Павлуша протянул салфетку, которой был накрыт хлеб.

– Не эту. Бумажную.

Павлуша передвинул руку и взял из стакана бумажную салфетку, рассыпав все остальные. Ему давали поручения. Это походило на игру. Павлуша с удовольствием играл в большого мальчика, и это было гораздо интереснее, чем оставаться маленьким.

Вечером Паша собрался в кино. К нему постучали. «Кто бы это?» – подумал Паша. Ни с калмычкой, ни с ровесницей он так и не познакомился, они только переглядывались издали. Но все может быть. На юге все убыстряется в сравнении с севером. Здесь и цветы раньше зацветают, и отношения быстрее формируются.

За дверью стояла Марина.

– У меня к тебе просьба на сто миллионов, – затараторила Марина. Раньше она не тараторила. – Ты не мог бы посидеть с Павлушей? То есть сидеть не надо. Ты живи своей жизнью, а я открою дверь в его комнату. Если он проснется, войди и поноси его на руках. Он успокоится, и ты его снова положи.

– А где твоя комната? – не понял Паша.

– Рядом с твоей. Твоя одиннадцатая. А моя тринадцатая.

Марина смотрела на него вверх и не дышала. Он не мог выносить этой ее зависимости. Можно было все то же самое сказать иначе. И иначе смотреть. Но она разучилась иначе. Видимо, жизнь за эти четыре года так повозила ее лицом по асфальту, что она забыла себя прежнюю.

– Я скоро приду, часов в двенадцать. Не позже.

Она решила взять судьбу в свои руки и хотела обернуться до двенадцати.

– Если он попросит пить, там на подоконнике. В термосе, – сообщила Марина, как бы подталкивая Пашу в нужном направлении.

– Ладно, – согласился Паша.

Она потянулась и поцеловала его в щеку. Это был поцелуй-унижение. И Паша сказал:

– Не вибрируй. Успокойся. Ты же женщина.

Марина приподняла брови, как бы удивившись этому открытию. Ее глаза были разрисованы фиолетовыми тенями, как у дикарки. Зеленый маникюр. Тяжеловесные украшения. Только перьев в голову не хватало.

Марина повернулась и зацокала по коридору, и ему казалось, что ей очень неудобно идти на каблуках. А идти придется далеко и долго.

Павлуша спал на животе, утопив лицо в подушку. Паша подошел к кровати, всмотрелся с пристрастием. Спинка ходила – значит, дышал. У Паши отлегло от сердца. Он все же чуть развернул головку и сделал в подушке вмятину, чтобы дать доступ воздуху.

Одеяльце слегка дыбилось над ребенком: так был мал. Как кочка. В чем душа держится? И все время на краю: то лекарство съел, то возле моря один. Что стоит ему войти по грудь, потом по горло, волна подтолкнет… Много ли ему надо… Павлуша спал. Из-за полусферы щеки выступали маленький носик и раскрытые губы. И было невозможно себе представить, что этот спящий и тот орущий и канючливый – один и тот же человек.

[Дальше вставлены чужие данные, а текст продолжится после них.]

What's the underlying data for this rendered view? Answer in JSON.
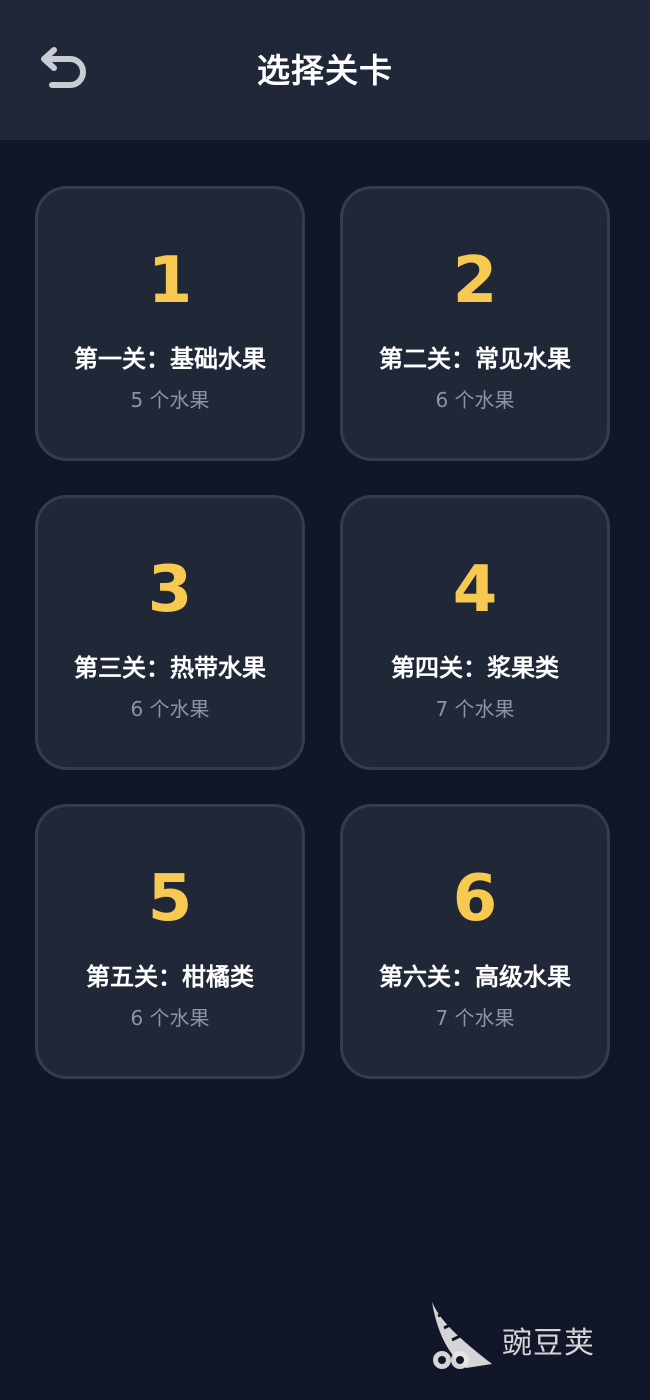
{
  "header": {
    "title": "选择关卡",
    "back_icon": "undo-arrow-icon"
  },
  "levels": [
    {
      "number": "1",
      "name": "第一关：基础水果",
      "count": "5 个水果"
    },
    {
      "number": "2",
      "name": "第二关：常见水果",
      "count": "6 个水果"
    },
    {
      "number": "3",
      "name": "第三关：热带水果",
      "count": "6 个水果"
    },
    {
      "number": "4",
      "name": "第四关：浆果类",
      "count": "7 个水果"
    },
    {
      "number": "5",
      "name": "第五关：柑橘类",
      "count": "6 个水果"
    },
    {
      "number": "6",
      "name": "第六关：高级水果",
      "count": "7 个水果"
    }
  ],
  "watermark": {
    "text": "豌豆荚",
    "icon": "wandoujia-logo-icon"
  },
  "colors": {
    "background": "#111729",
    "header": "#1f2738",
    "card": "#202838",
    "card_border": "#333d52",
    "accent": "#f7c950",
    "secondary_text": "#8c94a3"
  }
}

Паша вернулся к себе. Лег, не раздеваясь, стал читать книгу о Хемингуэе. Однажды Хемингуэй был молод, беден, жил в Париже, любил Хэдли, родил сына Джона и написал «Праздник, который всегда с тобой». Он был счастлив. А потом, в конце жизни, был богат, жил на Кубе, имел дом, много кошек, жену Мэри, башню, но утратил что-то важное и убил себя. Ему было шестьдесят два года. Для смерти это мало. Однако шестьдесят два года – это время повторений. Все уже было, а теперь повторяется по второму и третьему разу. Новое – только смерть. Может быть, интересна только дорога, а в конце дороги той «плаха с топором». Хемингуэй густо жил и все успел. Рано завершил свой цикл, поэтому рано ушел. А Лермонтов еще раньше завершил и раньше ушел. Может быть, дело не в протяженности пути, а в его плотности. Но если опустить гениев, а взять обычных людей, то время реализации – от тридцати до сорока. Все, на что ты способен, надо заявить в это время. А на что он потратил свои от тридцати до сорока?..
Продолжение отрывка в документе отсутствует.